Chasing Abby(17)


I nod quickly. “I’m not ready. I’m actually glad my mom made me wait. I don’t know if I’ll ever be ready to face the people who gave me away.”
“What if they had no choice?” Amy says.
“No choice? In what kind of world would they have no choice? Of course they had a choice. Maybe it was a difficult one, but it was still the choice they made. Why do I even want to meet someone who didn’t want me? My parents want me. They’ve always wanted me and now I’m going to risk hurting them just to satisfy my curiosity? It doesn’t make sense.”
“You’ll know when you’re ready,” Amy says, an automatic response as she scrolls through my Facebook profile and responds to hundreds of birthday wishes.
“That’s bullshit.”
I look up at Caleb and he’s staring straight at me. “What?”
“That’s bullshit,” he repeats. “You’re not going to hurt your parents. And you know that.”
I try to let go of his hand, but he tightens his grip. “You don’t know what you’re talking about.”
“I know better than you do. I had a mother who didn’t want me. Really didn’t want me. But you… you don’t know what your birth parents felt about you and I think that’s what scares you the most. Not knowing.”
The soft tapping of Amy’s fingers on the keyboard of my laptop stops. I bite my lip as I try to deny that what Caleb just said is true, but I can’t. He’s right. I’m not afraid of hurting my parents. I’m afraid of hurting me.


Chapter 9 - Abby


Two months after

I KNOW THAT, technically, I’m doing nothing wrong. I’m an adult. I have the right to decide where I want to spend the night.
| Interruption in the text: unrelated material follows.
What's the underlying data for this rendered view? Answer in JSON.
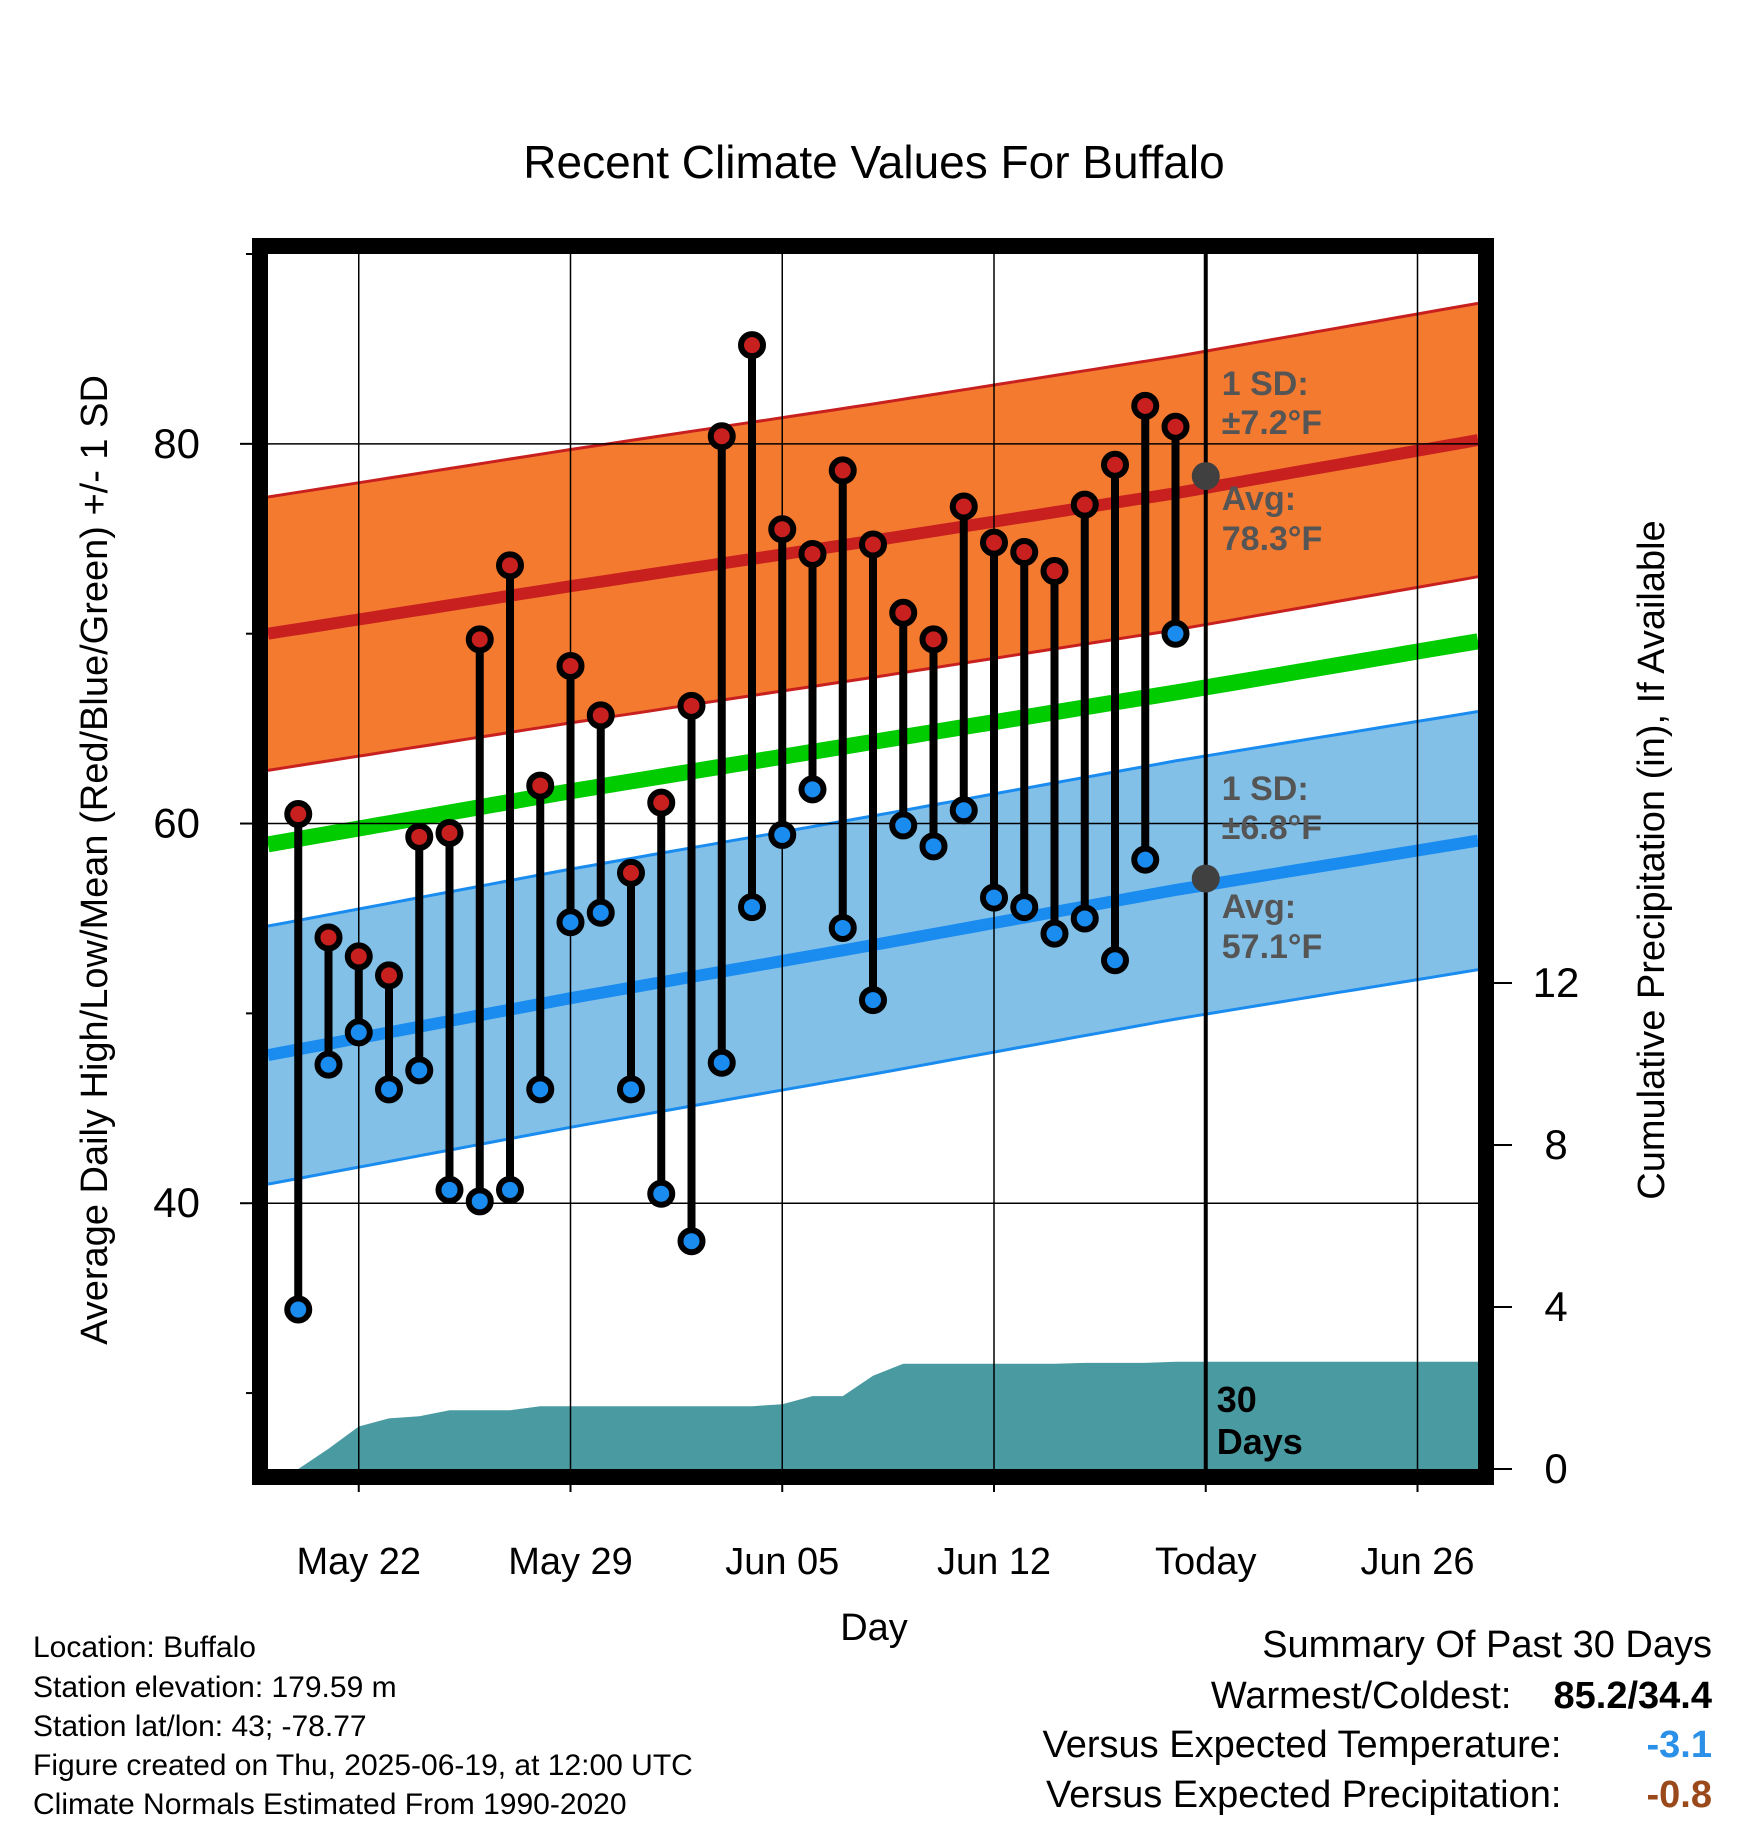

But lying to my parents always makes me anxious. Still, I don’t think it’s the lie that’s got me so worked up. I’m afraid to spend the night with Caleb.
I shouldn’t be afraid of spending the night with him. We’re not going to have sex. At least, I don’t think we are.
“So Amy is going to keep her ringer on all night in case they call, right?” Caleb asks as we drive toward the apartment he shares with his roommate, Greg Lawson.
I’ve hung out with Greg plenty of times and he’s agreed to spend the night at his girlfriend’s house to give us some privacy. But I can’t help but feel weird about this whole thing. Even knowing that this will be our apartment soon.
Greg graduated from UNC Chapel Hill two years ago. He was the only person Caleb found who was willing to take a chance on a seventeen-year-old roommate after Caleb’s dad died last year. Caleb absolutely did not want to get placed in foster care at his age. He asked for more hours at the tire shop where he works to bring in some more cash, and he’s been living with Greg ever since. Until Greg gets married and moves out in July. Then, Caleb and I have agreed we’ll take over the lease.
Caleb and I are going to live together.
It feels surreal as he turns left off Stanhope, into College Crest. College Crest is a neighborhood just east of NC State and Meredith College, mostly inhabited by college-age residents. Greg took over the lease on this apartment when his friend from NC State moved to Seattle after graduation. Two years on, and now Caleb and I will be assuming the lease. It’s hard to find a vacant apartment in College Crest.
“Yes, Amy is going to keep her phone on and she’s going to answer,” I reply, sliding my right hand between the seat and the passenger door to hide it as I wiggle my fingers. I run the fingers of my left hand through my hair to disguise the same action. I don’t want Caleb to know how terrified I am right now.
He reaches across and grabs my hand out of my hair as he turns into the parking lot on Stanhope. “Are you panicking?”